Answer:
See below.
Step-by-step explanation:
When the 1500 kg car collides with the wall and rebounds at a speed of 5.00 m/s, we can calculate the change in the car's velocity using the following formula:
Δv = v2 - v1
Where Δv is the change in velocity, v2 is the final velocity, and v1 is the initial velocity. Substituting the given values, we get:
Δv = 5.00 m/s - 20.0 m/s
Δv = -15.0 m/s
The negative sign indicates that the direction of the car's velocity has reversed, or that the car is now moving to the left. To calculate the magnitude of the change in velocity, we take the absolute value:
|Δv| = |-15.0 m/s|
|Δv| = 15.0 m/s
Therefore, the magnitude of the change in velocity is 15.0 m/s.
Now,
To find the magnitude of the average force acting on the car during the collision, we can use the impulse-momentum theorem, which states that:
Impulse = change in momentum
Average force = Impulse / time
The change in momentum of the car is given by:
Δp = mΔv
where Δv is the change in velocity calculated in the previous answer and m is the mass of the car.

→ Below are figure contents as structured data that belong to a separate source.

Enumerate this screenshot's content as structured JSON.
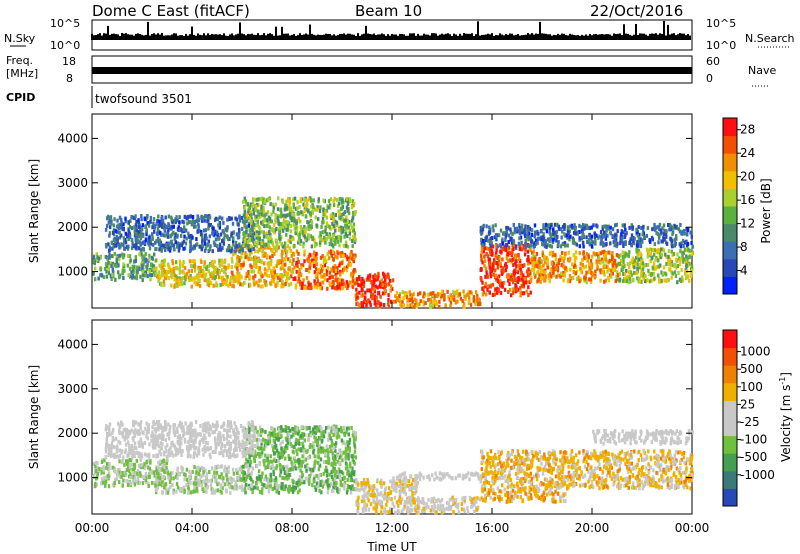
{
  "header": {
    "station": "Dome C East (fitACF)",
    "beam": "Beam 10",
    "date": "22/Oct/2016"
  },
  "noise_panel": {
    "left_label": "N.Sky",
    "left_ticks": [
      "10^5",
      "10^0"
    ],
    "right_label": "N.Search",
    "right_ticks": [
      "10^5",
      "10^0"
    ]
  },
  "freq_panel": {
    "left_label_1": "Freq.",
    "left_label_2": "[MHz]",
    "left_ticks": [
      "18",
      "8"
    ],
    "right_label": "Nave",
    "right_ticks": [
      "60",
      "0"
    ]
  },
  "cpid_panel": {
    "label": "CPID",
    "text": "twofsound 3501"
  },
  "colors": {
    "power": [
      "#0020ff",
      "#2848b8",
      "#3c6eb4",
      "#4a8a6a",
      "#5cb040",
      "#a8d030",
      "#f0c000",
      "#f09000",
      "#f05000",
      "#ff1010"
    ],
    "velocity": [
      "#ff1010",
      "#f05000",
      "#f08000",
      "#f0b000",
      "#c8c8c8",
      "#c8c8c8",
      "#70c040",
      "#44a050",
      "#3c7a7a",
      "#2848b8"
    ]
  },
  "chart_data": [
    {
      "type": "heatmap",
      "title": "Power",
      "ylabel": "Slant Range [km]",
      "xlabel": "",
      "x_ticks": [
        "00:00",
        "04:00",
        "08:00",
        "12:00",
        "16:00",
        "20:00",
        "00:00"
      ],
      "xlim_hours": [
        0,
        24
      ],
      "y_ticks": [
        "1000",
        "2000",
        "3000",
        "4000"
      ],
      "ylim_km": [
        180,
        4550
      ],
      "colorbar": {
        "label": "Power [dB]",
        "ticks": [
          "4",
          "8",
          "12",
          "16",
          "20",
          "24",
          "28"
        ],
        "range": [
          0,
          30
        ]
      },
      "regions": [
        {
          "t": [
            0.0,
            2.5
          ],
          "r": [
            850,
            1450
          ],
          "v": 12
        },
        {
          "t": [
            2.5,
            5.5
          ],
          "r": [
            700,
            1300
          ],
          "v": 19
        },
        {
          "t": [
            5.5,
            8.0
          ],
          "r": [
            700,
            1600
          ],
          "v": 21
        },
        {
          "t": [
            8.0,
            10.5
          ],
          "r": [
            650,
            1500
          ],
          "v": 24
        },
        {
          "t": [
            10.5,
            12.0
          ],
          "r": [
            250,
            1000
          ],
          "v": 28
        },
        {
          "t": [
            12.0,
            15.5
          ],
          "r": [
            250,
            600
          ],
          "v": 22
        },
        {
          "t": [
            15.5,
            17.5
          ],
          "r": [
            500,
            1650
          ],
          "v": 27
        },
        {
          "t": [
            17.5,
            21.0
          ],
          "r": [
            800,
            1500
          ],
          "v": 22
        },
        {
          "t": [
            21.0,
            24.0
          ],
          "r": [
            800,
            1550
          ],
          "v": 16
        },
        {
          "t": [
            0.5,
            6.5
          ],
          "r": [
            1500,
            2300
          ],
          "v": 7
        },
        {
          "t": [
            6.0,
            10.5
          ],
          "r": [
            1600,
            2700
          ],
          "v": 14
        },
        {
          "t": [
            15.5,
            24.0
          ],
          "r": [
            1600,
            2100
          ],
          "v": 7
        }
      ]
    },
    {
      "type": "heatmap",
      "title": "Velocity",
      "ylabel": "Slant Range [km]",
      "xlabel": "Time UT",
      "x_ticks": [
        "00:00",
        "04:00",
        "08:00",
        "12:00",
        "16:00",
        "20:00",
        "00:00"
      ],
      "xlim_hours": [
        0,
        24
      ],
      "y_ticks": [
        "1000",
        "2000",
        "3000",
        "4000"
      ],
      "ylim_km": [
        180,
        4550
      ],
      "colorbar": {
        "label": "Velocity [m s^-1]",
        "ticks": [
          "1000",
          "500",
          "100",
          "25",
          "-25",
          "-100",
          "-500",
          "-1000"
        ],
        "range": [
          -1000,
          1000
        ]
      },
      "regions": [
        {
          "t": [
            0.0,
            3.0
          ],
          "r": [
            850,
            1450
          ],
          "v": -200
        },
        {
          "t": [
            2.5,
            6.0
          ],
          "r": [
            700,
            1300
          ],
          "v": -150
        },
        {
          "t": [
            6.0,
            10.5
          ],
          "r": [
            700,
            2200
          ],
          "v": -300
        },
        {
          "t": [
            10.5,
            13.0
          ],
          "r": [
            250,
            1000
          ],
          "v": 150
        },
        {
          "t": [
            12.5,
            15.5
          ],
          "r": [
            250,
            600
          ],
          "v": 80
        },
        {
          "t": [
            15.5,
            19.0
          ],
          "r": [
            500,
            1650
          ],
          "v": 300
        },
        {
          "t": [
            19.0,
            24.0
          ],
          "r": [
            800,
            1650
          ],
          "v": 250
        },
        {
          "t": [
            0.5,
            6.5
          ],
          "r": [
            1500,
            2300
          ],
          "v": 0
        },
        {
          "t": [
            12.0,
            15.5
          ],
          "r": [
            1000,
            1150
          ],
          "v": 0
        },
        {
          "t": [
            20.0,
            24.0
          ],
          "r": [
            1800,
            2100
          ],
          "v": 0
        }
      ]
    }
  ]
}
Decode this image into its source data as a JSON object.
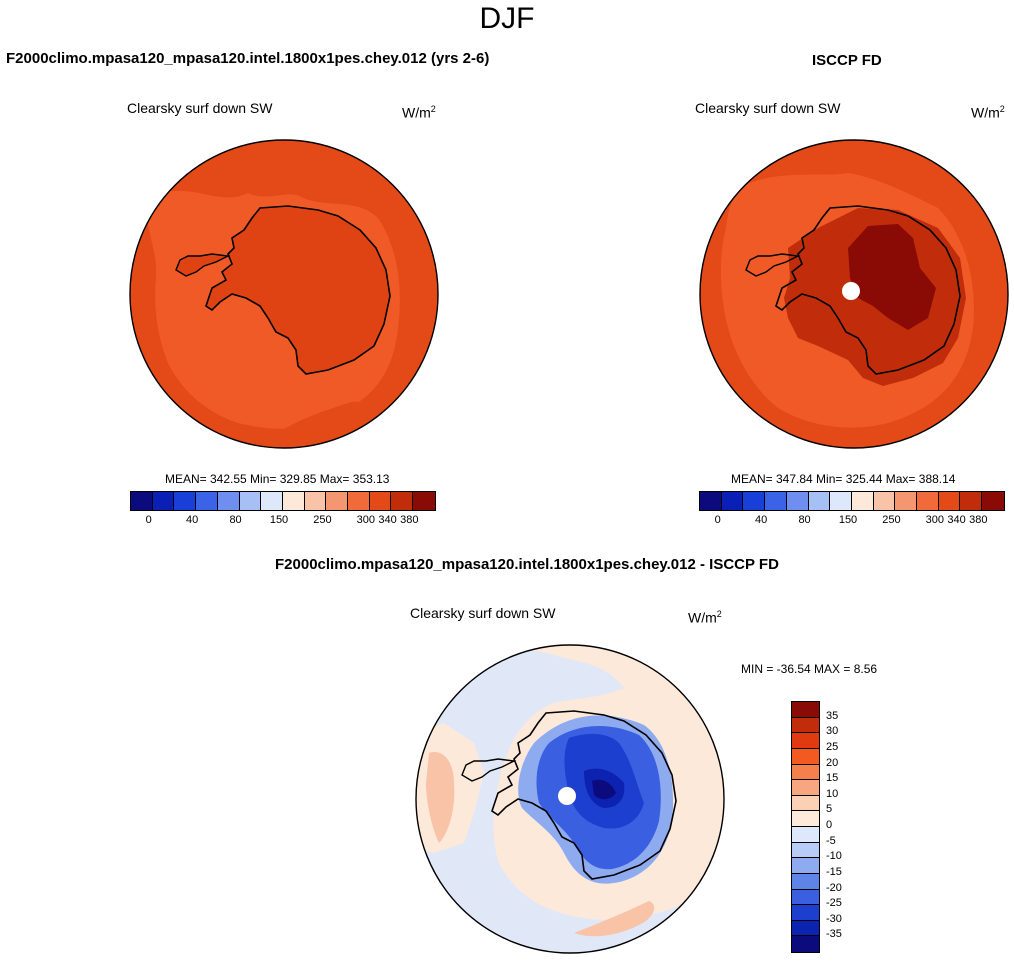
{
  "season": "DJF",
  "panels": {
    "model": {
      "title": "F2000climo.mpasa120_mpasa120.intel.1800x1pes.chey.012 (yrs 2-6)",
      "variable": "Clearsky surf down SW",
      "units_base": "W/m",
      "units_exp": "2",
      "stats": "MEAN= 342.55  Min= 329.85  Max= 353.13"
    },
    "obs": {
      "title": "ISCCP FD",
      "variable": "Clearsky surf down SW",
      "units_base": "W/m",
      "units_exp": "2",
      "stats": "MEAN= 347.84  Min= 325.44  Max= 388.14"
    },
    "diff": {
      "title": "F2000climo.mpasa120_mpasa120.intel.1800x1pes.chey.012 - ISCCP FD",
      "variable": "Clearsky surf down SW",
      "units_base": "W/m",
      "units_exp": "2",
      "stats": "MIN = -36.54 MAX =   8.56"
    }
  },
  "colorbars": {
    "abs": {
      "colors": [
        "#0b0b7e",
        "#0a1fb5",
        "#1840d8",
        "#3a63e8",
        "#6f8ff0",
        "#a6c0f5",
        "#dde8fb",
        "#fde9d9",
        "#f8c3a6",
        "#f49670",
        "#f06a3a",
        "#e34a17",
        "#c12d0b",
        "#8a0a06"
      ],
      "tick_labels": [
        "0",
        "40",
        "80",
        "150",
        "250",
        "300",
        "340",
        "380"
      ]
    },
    "diff": {
      "colors": [
        "#8a0a06",
        "#c12d0b",
        "#e23a10",
        "#f25a22",
        "#f6804c",
        "#f7a67f",
        "#fbd0b4",
        "#fdeadb",
        "#dde8fb",
        "#b8cdf6",
        "#8eabf0",
        "#5f84e8",
        "#3a5fe0",
        "#1d3fd0",
        "#0c22b0",
        "#0b0b7e"
      ],
      "tick_labels": [
        "35",
        "30",
        "25",
        "20",
        "15",
        "10",
        "5",
        "0",
        "-5",
        "-10",
        "-15",
        "-20",
        "-25",
        "-30",
        "-35"
      ]
    }
  },
  "chart_data": [
    {
      "type": "heatmap",
      "subtype": "polar stereographic map",
      "title": "F2000climo.mpasa120_mpasa120.intel.1800x1pes.chey.012 (yrs 2-6)",
      "variable": "Clearsky surf down SW",
      "units": "W/m2",
      "mean": 342.55,
      "min": 329.85,
      "max": 353.13,
      "contour_levels": [
        0,
        40,
        80,
        150,
        250,
        300,
        340,
        380
      ]
    },
    {
      "type": "heatmap",
      "subtype": "polar stereographic map",
      "title": "ISCCP FD",
      "variable": "Clearsky surf down SW",
      "units": "W/m2",
      "mean": 347.84,
      "min": 325.44,
      "max": 388.14,
      "contour_levels": [
        0,
        40,
        80,
        150,
        250,
        300,
        340,
        380
      ]
    },
    {
      "type": "heatmap",
      "subtype": "polar stereographic map (difference)",
      "title": "F2000climo.mpasa120_mpasa120.intel.1800x1pes.chey.012 - ISCCP FD",
      "variable": "Clearsky surf down SW",
      "units": "W/m2",
      "min": -36.54,
      "max": 8.56,
      "contour_levels": [
        35,
        30,
        25,
        20,
        15,
        10,
        5,
        0,
        -5,
        -10,
        -15,
        -20,
        -25,
        -30,
        -35
      ]
    }
  ]
}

Δp = 1500 kg × (-15.0 m/s)
Δp = -22500 kg·m/s
The impulse acting on the car during the collision is equal to the change in momentum:
Impulse = Δp = -22500 kg·m/s
To find the magnitude of the average force acting on the car during the 250 ms collision, we divide the impulse by the duration of the collision:
Average force = Impulse / time
Average force = -22500 kg·m/s / 0.250 s
Average force ≈ -90,000 N
The negative sign indicates that the force is in the opposite direction of the car's motion, or to the left. Therefore, the magnitude of the average force acting on the car during the collision is approximately 90,000 N.